The remarks by President Hassan Rouhani came as the two sides face a Nov. 24 deadline in ongoing nuclear negotiations to reach a comprehensive deal that would prevent Iran from making an atomic weapon while at the same time easing economic sanctions on Tehran for curbs on its nuclear program.

Failure to conclude the deal could mean that the whole negotiating process, years in the making, falls apart.

For now, the nuclear talks reportedly remain stuck over the size and output of Iran uranium enrichment program, a possible pathway to nuclear arms. Iran denies it seeks to make nuclear weapons and insists its program is only for peaceful purposes, such as power generation.

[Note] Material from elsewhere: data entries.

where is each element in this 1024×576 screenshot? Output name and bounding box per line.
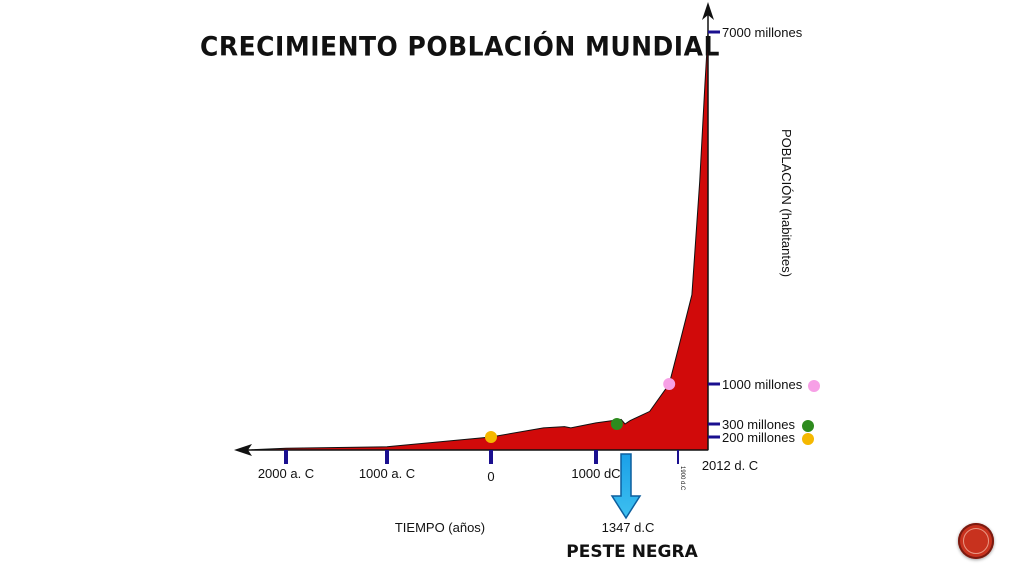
data-marker xyxy=(485,431,497,443)
x-tick-mark xyxy=(385,450,389,464)
y-axis-label: POBLACIÓN (habitantes) xyxy=(779,129,794,277)
y-tick-label: 1000 millones xyxy=(722,377,803,392)
x-tick-label: 2012 d. C xyxy=(702,458,758,473)
event-year-label: 1347 d.C xyxy=(602,520,655,535)
x-tick-label: 1000 dC xyxy=(571,466,620,481)
x-axis-arrowhead xyxy=(234,444,252,456)
x-tick-label: 1000 a. C xyxy=(359,466,415,481)
legend-dot xyxy=(808,380,820,392)
data-markers xyxy=(485,378,676,443)
population-area xyxy=(251,31,709,451)
y-tick-label: 7000 millones xyxy=(722,25,803,40)
legend-dots xyxy=(802,380,820,445)
y-axis-arrowhead xyxy=(702,2,714,20)
x-tick-mark xyxy=(284,450,288,464)
x-tick-label: 0 xyxy=(487,469,494,484)
x-tick-mark xyxy=(489,450,493,464)
y-tick-mark xyxy=(708,422,720,426)
y-tick-mark xyxy=(708,30,720,34)
next-slide-button[interactable] xyxy=(958,523,994,559)
legend-dot xyxy=(802,433,814,445)
x-tick-label: 1900 d.C xyxy=(679,466,685,491)
x-axis-label: TIEMPO (años) xyxy=(395,520,485,535)
y-tick-mark xyxy=(708,435,720,439)
peste-negra-annotation: 1347 d.C PESTE NEGRA xyxy=(566,453,699,562)
event-label: PESTE NEGRA xyxy=(566,542,698,562)
x-tick-mark xyxy=(677,450,679,464)
legend-dot xyxy=(802,420,814,432)
x-tick-mark xyxy=(594,450,598,464)
slide-title: CRECIMIENTO POBLACIÓN MUNDIAL xyxy=(200,31,720,62)
x-tick-label: 2000 a. C xyxy=(258,466,314,481)
y-tick-label: 200 millones xyxy=(722,430,795,445)
y-tick-label: 300 millones xyxy=(722,417,795,432)
x-axis xyxy=(234,444,708,456)
y-tick-mark xyxy=(708,382,720,386)
y-axis xyxy=(702,2,714,450)
x-ticks: 2000 a. C 1000 a. C 0 1000 dC 1900 d.C 2012 d… xyxy=(258,450,758,491)
data-marker xyxy=(610,418,623,430)
down-arrow-icon xyxy=(610,453,642,520)
data-marker xyxy=(663,378,676,390)
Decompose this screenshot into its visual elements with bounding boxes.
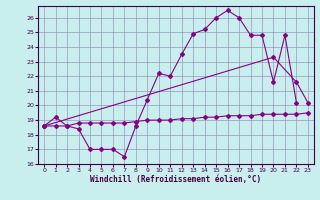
X-axis label: Windchill (Refroidissement éolien,°C): Windchill (Refroidissement éolien,°C) <box>91 175 261 184</box>
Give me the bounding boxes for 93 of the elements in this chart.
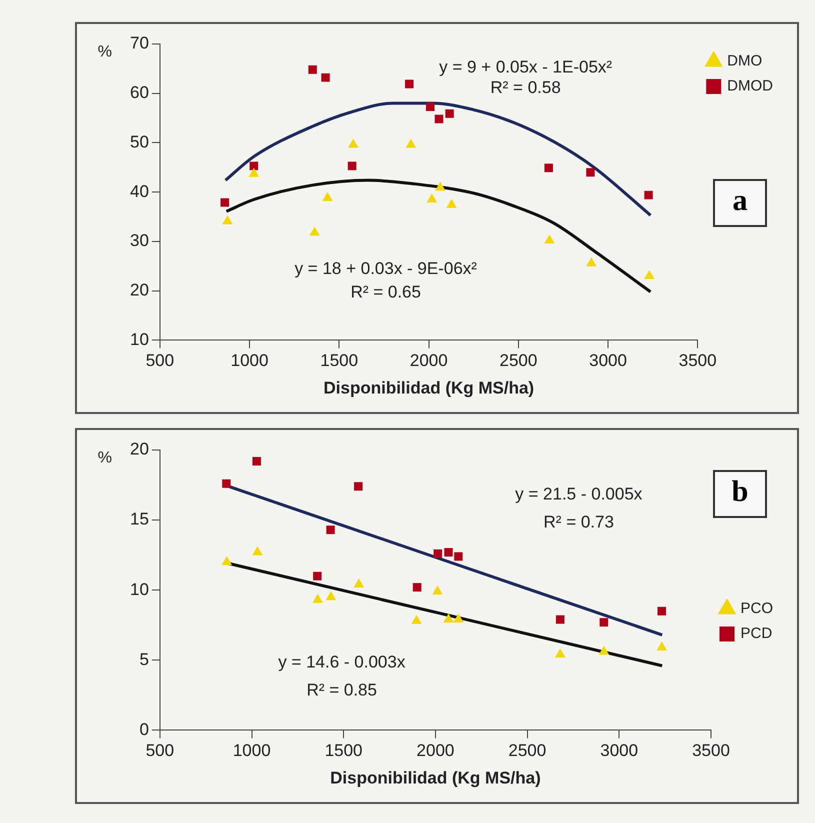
point bbox=[309, 226, 320, 236]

Rouhani told Iranian lawmakers during a meeting on Tuesday night that Iran and the six-nation group — the five permanent members of the U.N. Security Council plus Germany — have come a long way in sorting out major issues but that they still differ over issues such as “quantity,” the Iranian state TV reported.

“We have reached understanding on part of the issues … and part of it (the deal) remains to be negotiated,” Rouani was quoted as saying.

According to Rouhani, there is no longer any dispute about allowing Iran to maintain its enrichment program, keep its heavy water reactor in the city of Arak going or operate its underground enrichment facility at Fordo.

“The only differences (that remain) are about details and quantity,” Rouhani said without elaborating.

U.S. Secretary of State John Kerry, European Union negotiator Catherine Ashton and Iranian Foreign Minister Mohammad Javad Zarif will gather in Vienna next week, diplomats say. Another negotiating round is expected shortly after to include Britain, China, France, Germany and Russia.

With the deadline looming, the U.S. has offered tentative proposals that would allow Tehran to keep nearly half of the centrifuges already spinning but reduce the stock of uranium gas fed into the machines to the point where it would take more than a year of enriching to create enough material for a nuclear warhead.

Iran insists it should keep spinning the approximately 10,000 centrifuges now operating.

Another stumbling block is on how long Iran’s nuclear program should be constrained, with Tehran hoping to see a limit of less than 10 years while the Americans demand a substantially longer limit.

Iran has invested billions in its nuclear infrastructure and says it won’t dismantle a program of energy production that it considers its inherent right. But there are concerns that too many concessions to Tehran would leave ran on the threshold of developing nuclear weapons.

For his part, Rouhani will also have to sell any deal his representatives reach to Iranian hard-liners at home and win the blessing of Supreme Leader Ayatollah Ali Khamenei. President Barack Obama must do likewise with Congress.